Pimpin' Bishops
Don’t get me wrong. I am pleased and proud that members of the gay Catholic group Dignity staked out the roadside along the Popemobile’s route through Washington DC. For years, Dignity has been the strongest gay Catholic voice in the nation. But crowing about the Pope’s having waved to the silent Dignity contingent made me squirm. Are we really satisfied with that – a Papal wave? The news story makes the members sound like a pair of Okies vacationing in Hollywood who managed to get a glimpse of a Big Star and imagined the Big Star threw a smile their way:
The pope appeared to look directly
at about a dozen members of the group as they stood behind a 10-foot long
banner with the message, “Dignity Washington — Gay, Lesbian, Bisexual and
Transgender Catholics, Our Families and Friends — A community of Faith in
Action.”
“I thought it was a good chance for us to be seen and he obviously saw us and
waved at us, so I think we got our message across,” said Raymond Panas,
president of Dignity Washington. …
“Whether he actually saw or read our sign, we’ll never know,” said Dignity
member Bob Miailovich. “It was nice to see him, and it was all very prim and
proper. He waved in our direction and that was very nice.”
I confess that this tendency to let ourselves get excited by the crumbs thrown our way is one I share. I suppose it comes from making our way through the desert of spiritual experience that dealing with the Roman Catholic hierarchy has been.
For example, when I first heard that the Pope made a clear distinction between homosexuality and pedophilia in comments made en route to the U.S., and promised to root those subject to the latter out of the priesthood, I was initially pleasantly surprised:
[T]he pontiff said: “I would not speak at this moment about homosexuality, but pedophilia, which is another thing.
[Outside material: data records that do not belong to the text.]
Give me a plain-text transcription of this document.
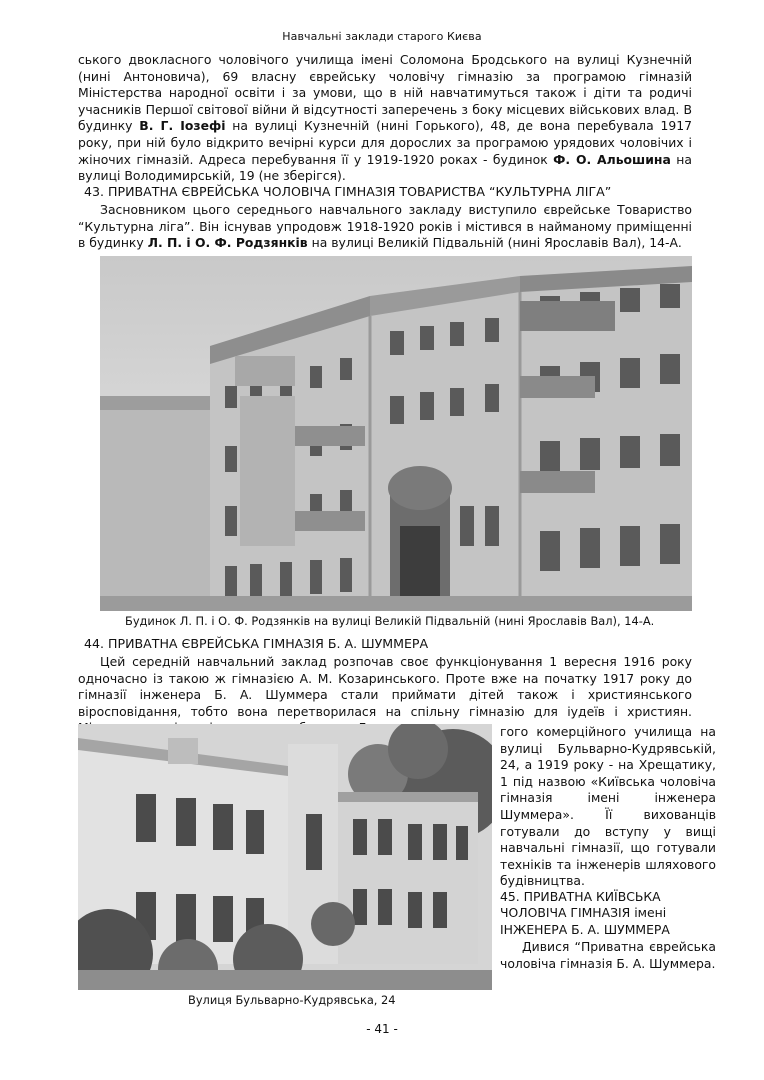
Навчальні заклади старого Києва

ського двокласного чоловічого училища імені Соломона Бродського на вулиці Кузнечній (нині Антоновича), 69 власну єврейську чоловічу гімназію за програмою гімназій Міністерства народної освіти і за умови, що в ній навчатимуться також і діти та родичі учасників Першої світової війни й відсутності заперечень з боку місцевих військових влад. В будинку В. Г. Іозефі на вулиці Кузнечній (нині Горького), 48, де вона перебувала 1917 року, при ній було відкрито вечірні курси для дорослих за програмою урядових чоловічих і жіночих гімназій. Адреса перебування її у 1919-1920 роках - будинок Ф. О. Альошина на вулиці Володимирській, 19 (не зберігся).

43. ПРИВАТНА ЄВРЕЙСЬКА ЧОЛОВІЧА ГІМНАЗІЯ ТОВАРИСТВА “КУЛЬТУРНА ЛІГА”

Засновником цього середнього навчального закладу виступило єврейське Товариство “Культурна ліга”. Він існував упродовж 1918-1920 років і містився в найманому приміщенні в будинку Л. П. і О. Ф. Родзянків на вулиці Великій Підвальній (нині Ярославів Вал), 14-А.

Будинок Л. П. і О. Ф. Родзянків на вулиці Великій Підвальній (нині Ярославів Вал), 14-А.
44. ПРИВАТНА ЄВРЕЙСЬКА ГІМНАЗІЯ Б. А. ШУММЕРА

Цей середній навчальний заклад розпочав своє функціонування 1 вересня 1916 року одночасно із такою ж гімназією А. М. Козаринського. Проте вже на початку 1917 року до гімназії інженера Б. А. Шуммера стали приймати дітей також і християнського віросповідання, тобто вона перетворилася на спільну гімназію для іудеїв і християн.

гого комерційного училища на вулиці Бульварно-Кудрявській, 24, а 1919 року - на Хрещатику, 1 під назвою «Київська чоловіча гімназія імені інженера Шуммера». Її вихованців готували до вступу у вищі навчальні гімназії, що готували техніків та інженерів шляхового будівництва.

Вулиця Бульварно-Кудрявська, 24

45. ПРИВАТНА КИЇВСЬКА ЧОЛОВІЧА ГІМНАЗІЯ імені ІНЖЕНЕРА Б. А. ШУММЕРА

Дивися “Приватна єврейська чоловіча гімназія Б. А. Шуммера.

- 41 -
And we would absolutely exclude pedophiles from the sacred ministry.”
“Who is guilty of pedophilia cannot be a priest,” he added.
For a professor trained in subtle theological nuance, Ratzinger has never made as clear that he recognizes a difference between the two concepts. His comments delighted me: all those right wing conservative Catholics will be disappointed because B16 so undermined their argument that priestly homosexuality was the cause of the abuse scandal.
But on further review, what does B16’s distinction mean? What value does it have? For example, if pedophile priests are the issue, why bar homosexual candidates from the seminary? This initiative was one of the first major acts of the B16 Papacy back in 2005.
More important, what really shook the faithful was NOT the acts of pedophile priests, however horrific those acts were. The faithful could have attributed these terrible acts merely to a (large) handful of sick individuals without losing faith in the Church.
What scandalized the faithful was the conduct of the bishops – bishops who not only protected priests from exposure, but set them up in new parishes to prey (pun intended) on a whole new crop of young people. In other words, bishops who were panderers and pimps for their pedophile priests. In this sense, pedophiles were not the whole problem, and certainly not gay priests. The problem was pimping bishops. A truly revolutionary statement by B16 would have been this: “Who is guilty of being a bishop cannot be a priest.”